As Rita reached Cat. 5 and was heading straight for Galveston, I made a very difficult decision to send my kids north to Dallas, and for me to stay behind. I needed to know they were safe, and I could not leave because of my work. My daughter wanted to go, my son did not. He didn't want to have to worry about whether I was alive or dead, he said. I made him go anyway. It was so hard to load them up with family friends and say good-bye. Then I got a call 5 hours later. They had only made it 20 miles out of town - using back roads that we had hoped would be less filled than I-45 which was at a stand still. They were turning around and coming back. I hung up the phone and sat and cried.

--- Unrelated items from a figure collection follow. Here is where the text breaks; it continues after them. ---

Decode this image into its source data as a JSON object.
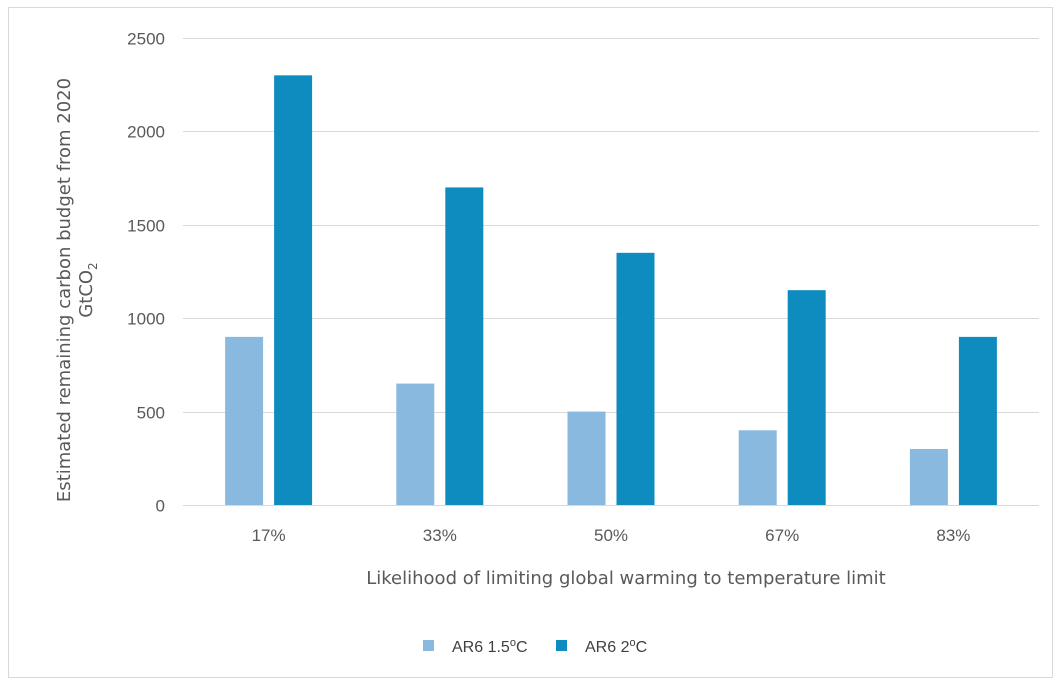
{
  "chart_data": {
    "type": "bar",
    "categories": [
      "17%",
      "33%",
      "50%",
      "67%",
      "83%"
    ],
    "series": [
      {
        "name": "AR6 1.5",
        "name_sup": "o",
        "name_suffix": "C",
        "color": "#8AB9DF",
        "values": [
          900,
          650,
          500,
          400,
          300
        ]
      },
      {
        "name": "AR6 2",
        "name_sup": "o",
        "name_suffix": "C",
        "color": "#0E8BBF",
        "values": [
          2300,
          1700,
          1350,
          1150,
          900
        ]
      }
    ],
    "xlabel": "Likelihood of limiting global warming to temperature limit",
    "ylabel_line1": "Estimated remaining carbon budget from 2020",
    "ylabel_line2_prefix": "GtCO",
    "ylabel_line2_sub": "2",
    "ylim": [
      0,
      2500
    ],
    "yticks": [
      0,
      500,
      1000,
      1500,
      2000,
      2500
    ],
    "grid": true,
    "legend_position": "bottom"
  },
  "colors": {
    "gridline": "#D9D9D9",
    "axis_text": "#595959",
    "frame": "#D9D9D9"
  }
}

I did what I could to get people taken care of. I was getting lots of phone calls from people who made it north to where I live, and had decided to find shelter as the storm neared and the roads remain blocked. I got people into homes and shelters and then had to decide what to do for my own family. By Friday morning, it appeared the storm was heading more east than predicted at first. We still decided to ride out the storm with friends a bit further north. We took back roads and had no problem getting to our friends' house. The storm passed early this morning with only a few trees down and electricity out in some areas - but nothing too devastating here.
I grew up in Lake Charles and have a sister who still lives there. She went to Baton Rouge to stay with our other sister, and they are both safe. But, my sister in L.C. has no idea if she has a home to return to. And I keep seeing the scenes from L.C. and can't believe how devastated it is.
Once again, there are so many people in need of help. And right now, I can't begin to think of how to pitch in and help. I am so tired. So exhausted. It has been three weeks of non-stop taking care of people. And I feel guilty for just wanting to stop. Just wanting to go away and forget about all the suffering, all the people who have lost everything. The people we helped in LaCombe were hit again - the tarps blew off the homes we had repaired. The last I heard from one man was that he was in a home in Mandeville and they had water coming in to the first floor - they were on the second floor and had no idea how to get out or where to go. I hope they are ok.
I keep having this urge to check the national hurricane center website to make sure there are no more forming, no more coming into the gulf. I don't know that we here in the south could handle more of this.